LA VIOLINISTA

Camino por el metro de Madrid, sobre mí circulan varios millones de personas. Miles de seres se mueven por los pasillos. Casi todos miran al frente y se mueven con gestos automáticos. Es curioso, en el metro todos caminamos de la misma manera anónima. Marea colectiva con destinos underground. Los más jóvenes se aíslan del mundo con su Ipod. Dos chicos cogidos de la mano se susurran al oído, una chica tamborilea sobre sus vaqueros raídos. Un anciano dormita. Camino mirando caras, explorando expresiones, buscando miradas. Salva retransmitiendo en directo para toda la humanidad.
-No mi amor, te equivocas. Te amo con locura –espeta a mi lado Jefferson a su teléfono móvil –sí cariño, en una ratito estaré ahí. Un beso.
Tras colgar el teléfono empieza a rezar una mezcla de padrenuestro y oración tribal precolombina. Jefferson Horantes asesinará de treinta y dos puñaladas a Camila Cienfuegos apenas en cuarenta y cinco minutos. Nadie lo sospecha.
En el vagón miradas vidriosas hijas de la clozapina, sonrisas lisérgicas, vidas prestadas, novelones a medias entre Mar de Cristal y Campo de las Naciones.
Salgo de nuevo al inmenso pasillo. De pronto algo sucede en mitad de un cruce de pasillos. Debo coger la línea diez, a la izquierda, pero a mi derecha oigo un sonido muy especial. Es el sonido de un violín interpretando a Tchaikovsky. Decido olvidar mi destino y dirigirme al origen de la música.
La violinista es una chica rubia. Está de pie y su cuerpo de arquea en torno al instrumento musical. Me acerco y la observo. Unas monedas a sus pies intentan justificar su arte. Es imposible.
Ella sigue, ajena a mi presencia, interpretando unas notas que se van perdiendo entre pasillos, unas notas que los viandantes recogen y se llevan a casa.
Últimas notas, me acerco a ella.
-hola, gracias por tocar.
-hola, me llamo Olga –su acento suena como del este de Europa.
Le dejo unas monedas en la cesta. Sé que no pago su arte, su amor por la música, pero no se me ocurre otra cosa.

-Tocas muy bien, hacía tiempo que no oía algo tan bonito.
-Gracias, ¿y tú de donde eres?.
-Yo soy del Sur.
-Me encanta el Sur, adoro sus playas.
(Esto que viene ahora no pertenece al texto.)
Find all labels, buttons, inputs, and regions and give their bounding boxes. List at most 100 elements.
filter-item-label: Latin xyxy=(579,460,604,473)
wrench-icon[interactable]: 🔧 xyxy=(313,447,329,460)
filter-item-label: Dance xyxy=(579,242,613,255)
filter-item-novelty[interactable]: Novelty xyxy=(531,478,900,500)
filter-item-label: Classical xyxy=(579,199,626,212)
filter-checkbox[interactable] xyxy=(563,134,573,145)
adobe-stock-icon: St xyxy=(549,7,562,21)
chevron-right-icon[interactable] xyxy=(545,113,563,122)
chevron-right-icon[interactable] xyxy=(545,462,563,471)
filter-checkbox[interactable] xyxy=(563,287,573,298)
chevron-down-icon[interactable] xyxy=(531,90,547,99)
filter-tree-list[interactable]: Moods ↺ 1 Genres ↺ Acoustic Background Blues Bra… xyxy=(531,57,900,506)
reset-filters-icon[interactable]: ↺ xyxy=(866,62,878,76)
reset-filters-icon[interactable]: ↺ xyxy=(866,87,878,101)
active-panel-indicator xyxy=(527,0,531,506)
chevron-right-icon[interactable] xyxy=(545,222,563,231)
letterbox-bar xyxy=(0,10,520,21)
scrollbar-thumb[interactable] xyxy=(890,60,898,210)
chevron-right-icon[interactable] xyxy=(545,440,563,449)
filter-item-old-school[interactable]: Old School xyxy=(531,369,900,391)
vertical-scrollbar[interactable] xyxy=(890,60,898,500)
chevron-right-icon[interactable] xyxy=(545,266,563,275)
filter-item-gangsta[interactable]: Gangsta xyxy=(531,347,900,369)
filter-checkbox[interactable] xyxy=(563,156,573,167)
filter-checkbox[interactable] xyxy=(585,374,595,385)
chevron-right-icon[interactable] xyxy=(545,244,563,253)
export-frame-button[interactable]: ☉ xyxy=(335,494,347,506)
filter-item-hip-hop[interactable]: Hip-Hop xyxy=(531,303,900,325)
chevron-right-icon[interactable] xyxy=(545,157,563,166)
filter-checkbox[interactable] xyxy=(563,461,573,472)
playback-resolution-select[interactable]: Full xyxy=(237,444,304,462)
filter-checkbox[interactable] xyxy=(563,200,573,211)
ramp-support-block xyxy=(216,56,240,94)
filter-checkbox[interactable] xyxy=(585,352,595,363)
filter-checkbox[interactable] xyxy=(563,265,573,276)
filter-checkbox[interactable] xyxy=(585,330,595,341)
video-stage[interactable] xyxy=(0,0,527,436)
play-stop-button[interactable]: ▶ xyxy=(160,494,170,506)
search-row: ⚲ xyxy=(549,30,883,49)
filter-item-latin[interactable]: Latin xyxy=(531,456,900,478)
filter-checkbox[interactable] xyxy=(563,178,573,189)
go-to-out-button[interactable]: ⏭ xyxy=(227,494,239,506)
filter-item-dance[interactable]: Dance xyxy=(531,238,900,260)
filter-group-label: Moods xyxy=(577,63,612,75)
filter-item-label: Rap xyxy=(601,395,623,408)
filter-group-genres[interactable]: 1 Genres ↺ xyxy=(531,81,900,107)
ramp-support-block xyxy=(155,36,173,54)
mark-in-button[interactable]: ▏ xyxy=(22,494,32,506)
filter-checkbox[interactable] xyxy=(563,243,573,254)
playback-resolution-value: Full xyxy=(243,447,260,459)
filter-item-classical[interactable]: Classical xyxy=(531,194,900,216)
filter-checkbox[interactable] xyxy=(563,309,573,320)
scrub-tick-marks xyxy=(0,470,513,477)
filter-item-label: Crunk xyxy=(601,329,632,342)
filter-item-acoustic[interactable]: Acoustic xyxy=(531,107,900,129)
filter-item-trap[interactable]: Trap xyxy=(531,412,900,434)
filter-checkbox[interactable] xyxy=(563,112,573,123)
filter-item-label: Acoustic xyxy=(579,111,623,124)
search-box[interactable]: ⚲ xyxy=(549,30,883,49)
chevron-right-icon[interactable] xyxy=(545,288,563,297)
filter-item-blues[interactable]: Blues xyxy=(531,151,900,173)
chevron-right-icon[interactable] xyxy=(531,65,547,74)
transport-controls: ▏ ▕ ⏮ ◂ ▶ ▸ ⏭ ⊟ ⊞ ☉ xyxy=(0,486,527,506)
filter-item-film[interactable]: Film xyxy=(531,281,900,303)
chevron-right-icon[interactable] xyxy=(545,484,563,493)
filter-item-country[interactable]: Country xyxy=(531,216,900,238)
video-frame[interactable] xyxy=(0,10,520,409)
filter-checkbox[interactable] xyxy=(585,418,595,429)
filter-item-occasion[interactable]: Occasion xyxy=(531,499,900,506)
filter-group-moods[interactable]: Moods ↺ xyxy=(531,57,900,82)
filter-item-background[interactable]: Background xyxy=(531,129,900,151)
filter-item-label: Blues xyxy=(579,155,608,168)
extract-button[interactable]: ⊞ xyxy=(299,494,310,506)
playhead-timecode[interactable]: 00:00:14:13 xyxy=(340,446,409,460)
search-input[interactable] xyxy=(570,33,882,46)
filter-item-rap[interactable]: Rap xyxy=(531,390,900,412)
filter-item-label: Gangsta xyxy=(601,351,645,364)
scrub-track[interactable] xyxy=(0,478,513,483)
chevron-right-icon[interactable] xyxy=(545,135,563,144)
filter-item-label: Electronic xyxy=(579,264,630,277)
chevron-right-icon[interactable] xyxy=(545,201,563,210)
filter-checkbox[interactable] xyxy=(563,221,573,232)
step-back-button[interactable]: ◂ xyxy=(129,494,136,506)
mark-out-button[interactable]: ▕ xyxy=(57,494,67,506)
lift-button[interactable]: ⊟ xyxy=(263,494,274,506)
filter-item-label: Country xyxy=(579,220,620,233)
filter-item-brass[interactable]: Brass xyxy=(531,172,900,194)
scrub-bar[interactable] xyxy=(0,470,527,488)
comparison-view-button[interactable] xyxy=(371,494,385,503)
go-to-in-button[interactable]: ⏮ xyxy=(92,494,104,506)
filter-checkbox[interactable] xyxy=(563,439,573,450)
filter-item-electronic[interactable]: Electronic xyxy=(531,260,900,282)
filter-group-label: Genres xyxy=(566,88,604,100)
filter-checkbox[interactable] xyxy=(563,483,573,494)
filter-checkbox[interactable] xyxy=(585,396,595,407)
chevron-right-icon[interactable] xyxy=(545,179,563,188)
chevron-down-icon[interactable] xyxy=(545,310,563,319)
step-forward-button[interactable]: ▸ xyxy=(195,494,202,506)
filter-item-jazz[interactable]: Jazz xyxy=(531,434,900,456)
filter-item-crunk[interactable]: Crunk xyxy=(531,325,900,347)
Yo soy de Kiev –sus ojos brillan rememorando algún instante de infantil felicidad.
-Si quieres te invito a desayunar -le digo esperando su negativa.
-Vale, aquí cerca ponen un café muy rico. Me encantan los churros de tu país.
Olga y yo desayunamos en una cafetería con olor a porras y bocadillos de tortilla. Durante dos horas nos contamos nuestras vidas.Terminamos riéndonos y con esa sensación, que sólo te dan ciertas personas, de conocerla hace años.
-¿nos vemos mañana? –esta vez estaba seguro de su respuesta afirmativa.
-vale, pero me dejas pagar a mí.
Ni siquiera nos intercambiamos los móviles, simplemente quedamos en el mismo sitio y en el mismo lugar. A la misma hora.
Al día siguiente en el cruce del número diez había un chico senegalés tocando los timbales. No conocía a Olga Y en los días siguientes no volví a verla. Pregunté en el bar de desayunos pero nadie la conocía. Nunca más vi a Olga y ni a su violín.
Sé que Olga no leerá estas líneas, pero hoy, como el náufrago que lanza una botella al océano sabiendo la inutilidad de su gesto dejo un trozo de mí en la red recordando a aquella violinista que conocí una mañana de lluvia en Madrid.Quizás Olga volvió a sus tierras de nieve y radiactividad, aunque prefiero pensar que cada mañana desayuna café con leche y porras en un bar frente a una playa del Sur.


Noticia: Washington Post: El 12 de enero de 2007, en plena hora punta, el violinista Joshua Bell, uno de los músicos más prestigiosos del planeta, se situó en el vestíbulo de la estación de L’Enfant e interpretó seis piezas magistrales de Bach y Schubert provisto de su stradivarius ‘Gibson ex Huberman’, una pieza única en el mundo. La actuación duró exactamente 43 minutos, durante los cuales prácticamente nadie se detuvo a escuchar...y éste es el vídeo. Suerte que aún quedan soñadores.